Biohazard symbol on spectrum

Colorimetric Sensors Show True Colors of Hazardous Threats

Sept. 11, 2020
A new colorimetric sensor can detect chemicals at very low concentrations. The research holds promise for detecting invisible airborne threats.

With the worldwide coronavirus top of mind, scientists continue to develop new technology that can provide evidence-based guidance to quickly and accurately pinpoint potential environmental dangers.

In a study published in Advanced Science, scientists at Gwangju Institute of Science and Technology, Korea, are homing in on colorimetric sensors to intuitively reveal information about their environment through color changes.
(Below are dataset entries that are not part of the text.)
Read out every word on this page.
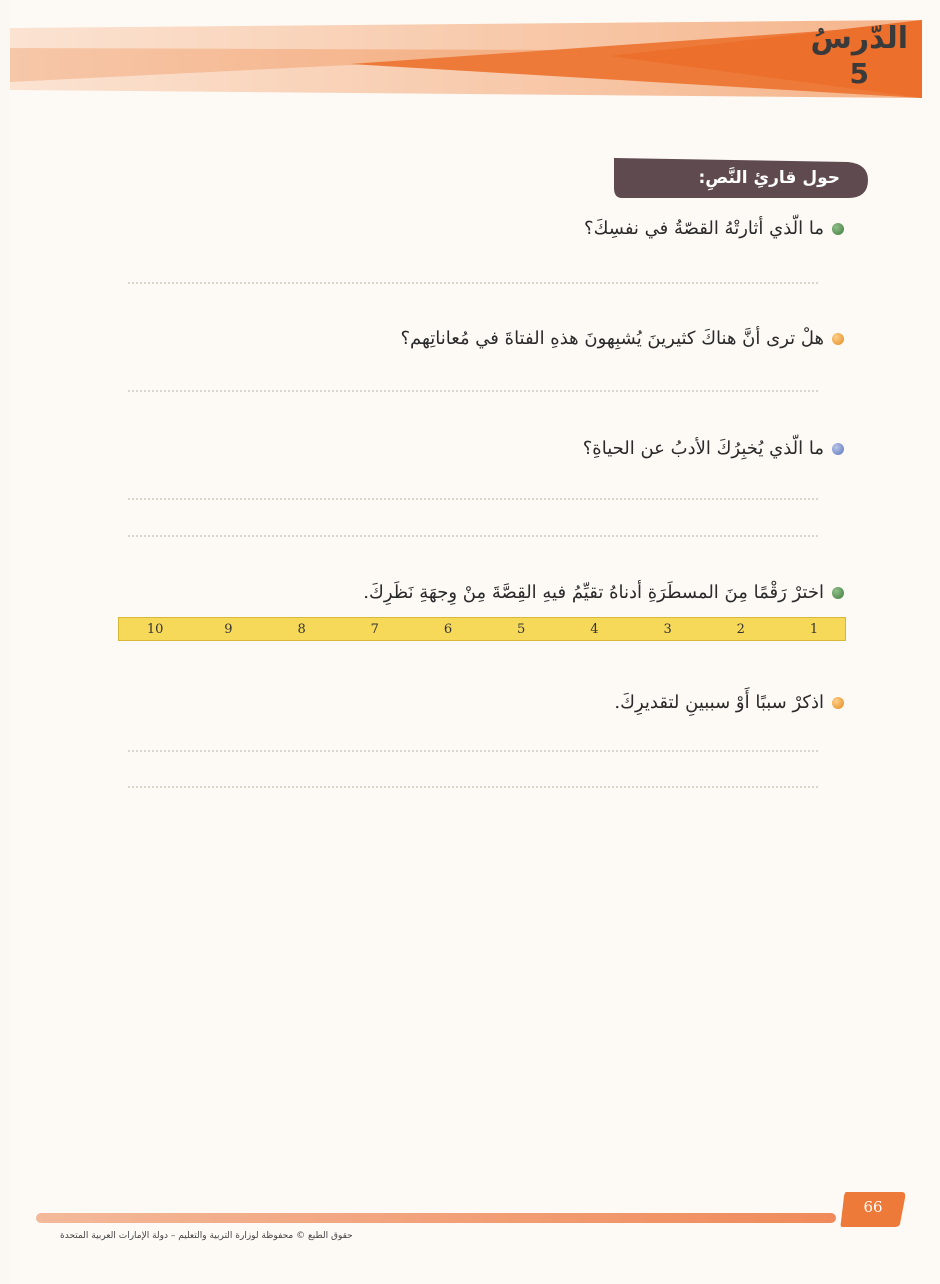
الدّرسُ
5
حول قارئِ النَّصِ:
ما الّذي أثارتْهُ القصّةُ في نفسِكَ؟
هلْ ترى أنَّ هناكَ كثيرينَ يُشبِهونَ هذهِ الفتاةَ في مُعاناتِهم؟
ما الّذي يُخبِرُكَ الأدبُ عن الحياةِ؟
اخترْ رَقْمًا مِنَ المسطَرَةِ أدناهُ تقيِّمُ فيهِ القِصَّةَ مِنْ وِجهَةِ نَظَرِكَ.
1
2
3
4
5
6
7
8
9
10
اذكرْ سببًا أَوْ سببينِ لتقديرِكَ.
66
حقوق الطبع © محفوظة لوزارة التربية والتعليم – دولة الإمارات العربية المتحدة
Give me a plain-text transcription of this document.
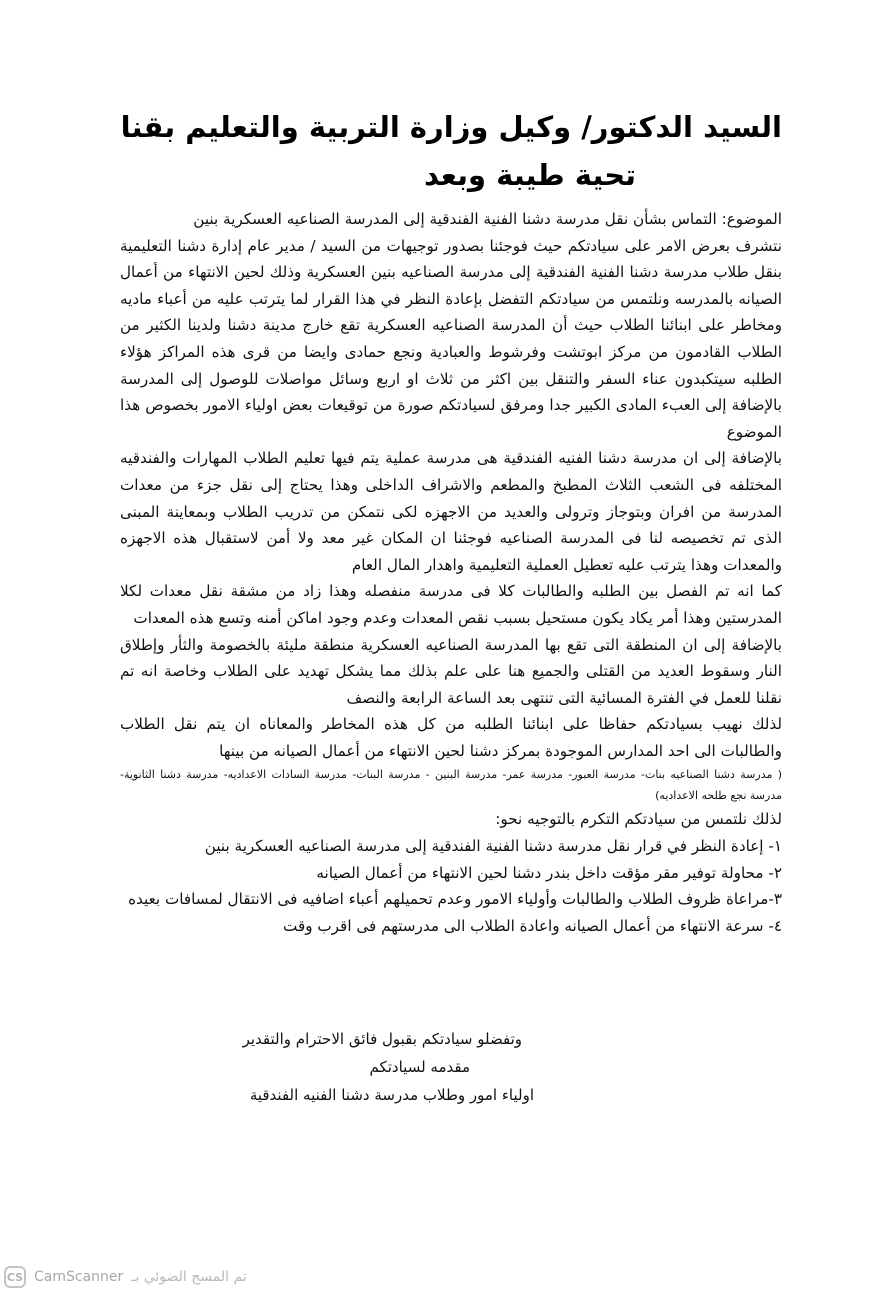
السيد الدكتور/ وكيل وزارة التربية والتعليم بقنا
تحية طيبة وبعد

الموضوع: التماس بشأن نقل مدرسة دشنا الفنية الفندقية إلى المدرسة الصناعيه العسكرية بنين

نتشرف بعرض الامر على سيادتكم حيث فوجئنا بصدور توجيهات من السيد / مدير عام إدارة دشنا التعليمية بنقل طلاب مدرسة دشنا الفنية الفندقية إلى مدرسة الصناعيه بنين العسكرية وذلك لحين الانتهاء من أعمال الصيانه بالمدرسه ونلتمس من سيادتكم التفضل بإعادة النظر في هذا القرار لما يترتب عليه من أعباء ماديه ومخاطر على ابنائنا الطلاب حيث أن المدرسة الصناعيه العسكرية تقع خارج مدينة دشنا ولدينا الكثير من الطلاب القادمون من مركز ابوتشت وفرشوط والعبادية ونجع حمادى وايضا من قرى هذه المراكز هؤلاء الطلبه سيتكبدون عناء السفر والتنقل بين اكثر من ثلاث او اربع وسائل مواصلات للوصول إلى المدرسة بالإضافة إلى العبء المادى الكبير جدا ومرفق لسيادتكم صورة من توقيعات بعض اولياء الامور بخصوص هذا الموضوع

بالإضافة إلى ان مدرسة دشنا الفنيه الفندقية هى مدرسة عملية يتم فيها تعليم الطلاب المهارات والفندقيه المختلفه فى الشعب الثلاث المطبخ والمطعم والاشراف الداخلى وهذا يحتاج إلى نقل جزء من معدات المدرسة من افران وبتوجاز وترولى والعديد من الاجهزه لكى نتمكن من تدريب الطلاب وبمعاينة المبنى الذى تم تخصيصه لنا فى المدرسة الصناعيه فوجئنا ان المكان غير معد ولا أمن لاستقبال هذه الاجهزه والمعدات وهذا يترتب عليه تعطيل العملية التعليمية واهدار المال العام

كما انه تم الفصل بين الطلبه والطالبات كلا فى مدرسة منفصله وهذا زاد من مشقة نقل معدات لكلا المدرستين وهذا أمر يكاد يكون مستحيل بسبب نقص المعدات وعدم وجود اماكن أمنه وتسع هذه المعدات

بالإضافة إلى ان المنطقة التى تقع بها المدرسة الصناعيه العسكرية منطقة مليئة بالخصومة والثأر وإطلاق النار وسقوط العديد من القتلى والجميع هنا على علم بذلك مما يشكل تهديد على الطلاب وخاصة انه تم نقلنا للعمل في الفترة المسائية التى تنتهى بعد الساعة الرابعة والنصف

لذلك نهيب بسيادتكم حفاظا على ابنائنا الطلبه من كل هذه المخاطر والمعاناه ان يتم نقل الطلاب والطالبات الى احد المدارس الموجودة بمركز دشنا لحين الانتهاء من أعمال الصيانه من بينها

( مدرسة دشنا الصناعيه بنات- مدرسة العبور- مدرسة عمر- مدرسة البنين - مدرسة البنات- مدرسة السادات الاعداديه- مدرسة دشنا الثانوية- مدرسة نجع طلحه الاعداديه)

لذلك نلتمس من سيادتكم التكرم بالتوجيه نحو:

١- إعادة النظر في قرار نقل مدرسة دشنا الفنية الفندقية إلى مدرسة الصناعيه العسكرية بنين

٢- محاولة توفير مقر مؤقت داخل بندر دشنا لحين الانتهاء من أعمال الصيانه

٣-مراعاة ظروف الطلاب والطالبات وأولياء الامور وعدم تحميلهم أعباء اضافيه فى الانتقال لمسافات بعيده

٤- سرعة الانتهاء من أعمال الصيانه واعادة الطلاب الى مدرستهم فى اقرب وقت

وتفضلو سيادتكم بقبول فائق الاحترام والتقدير
مقدمه لسيادتكم
اولياء امور وطلاب مدرسة دشنا الفنيه الفندقية
CS CamScanner تم المسح الضوئي بـ
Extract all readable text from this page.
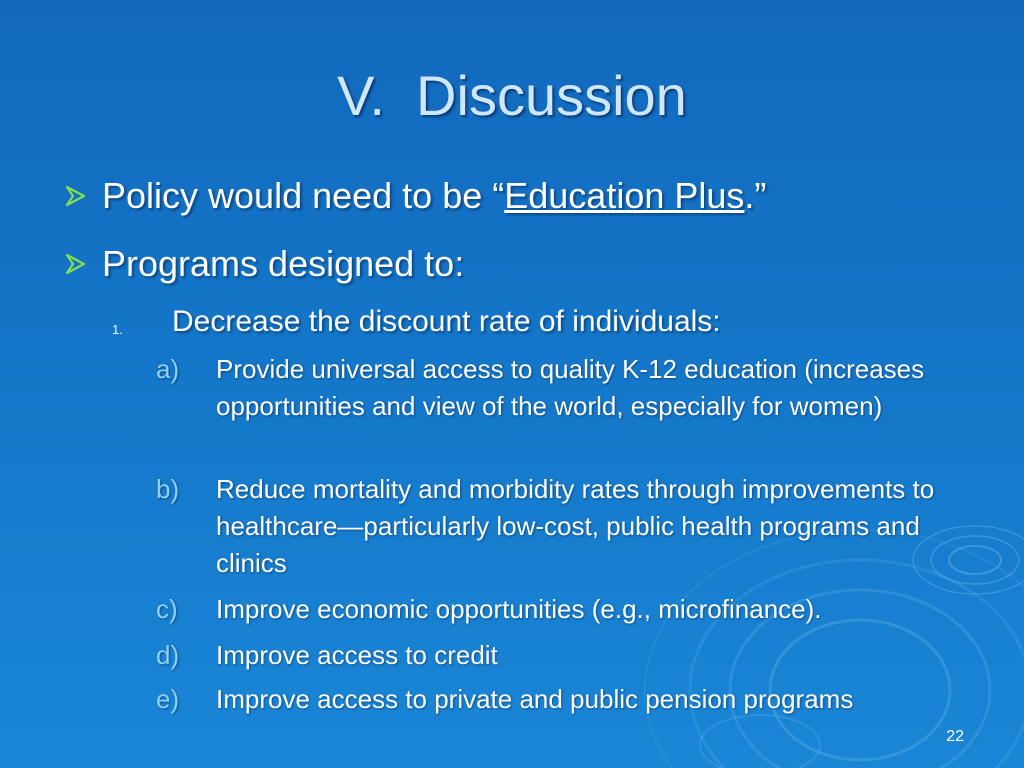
V.  Discussion
Policy would need to be “Education Plus.”
Programs designed to:
1. Decrease the discount rate of individuals:
a) Provide universal access to quality K-12 education (increases opportunities and view of the world, especially for women)
b) Reduce mortality and morbidity rates through improvements to healthcare—particularly low-cost, public health programs and clinics
c) Improve economic opportunities (e.g., microfinance).
d) Improve access to credit
e) Improve access to private and public pension programs
22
In essence, the scientists found that combining a colorimetric sensor made up of M-13 bacteriophages with a highly lossy ultra-thin resonance promoter layer can improve the ability to detect chemicals at very low concentrations. These devices are especially attractive for their facility to detect the presence of harmful compounds, including airborne environmental pollutants.

The scientists point out that existing colorimetric sensors require complex structures with intricate fabrication procedures, and have slow response times and unsaturated colors. Instead, they developed a new version of the colorimetric sensor that’s made up of a thin layer of viruses known as M-13 bacteriophages. The scientists selected this nanometer-sized filamentous virus as a sensing layer because it can change color in response to changes in the environment.

Prof. Young Min Song, who led the study, described the M‐13 bacteriophages as being a dynamically responsive virus. “By using a highly lossy resonant promoter (HLRP) as the substrate, the spin‐coated M‐13 virus layer exhibits strong resonance even with ultrathin thickness variations, resulting in colorimetric behavior with enhanced chromaticity,” Song and his colleagues wrote. The engineered colorimetric indicator was designed with separate insensitive/sensitive areas, which revealed hidden patterns at high humidity, allowing intuitive perception of environmental changes. 

“Considering the complex refractive index changes, the responsive chromaticity was improved by optimizing the resonance area for the HLRP design, and wide chromatic responsivity was verified by performing the optimization process for various material combinations,” noted the scientists.

The sensors were tested against environmental variables, such as changes in humidity, and were exposed to various volatile organic chemicals and endocrine disrupting chemicals. The scientists reported that the new design of the colorimetric sensor enables the detection of chemicals at concentrations as low as tens of parts per billion.

The scientists project that with further research the adapted design of the colorimetric sensor will prove effective and scalable for a variety of real-world applications, including industrial and clinical settings. In particular, they stated it can be used in hazardous substance detection or assessing air quality.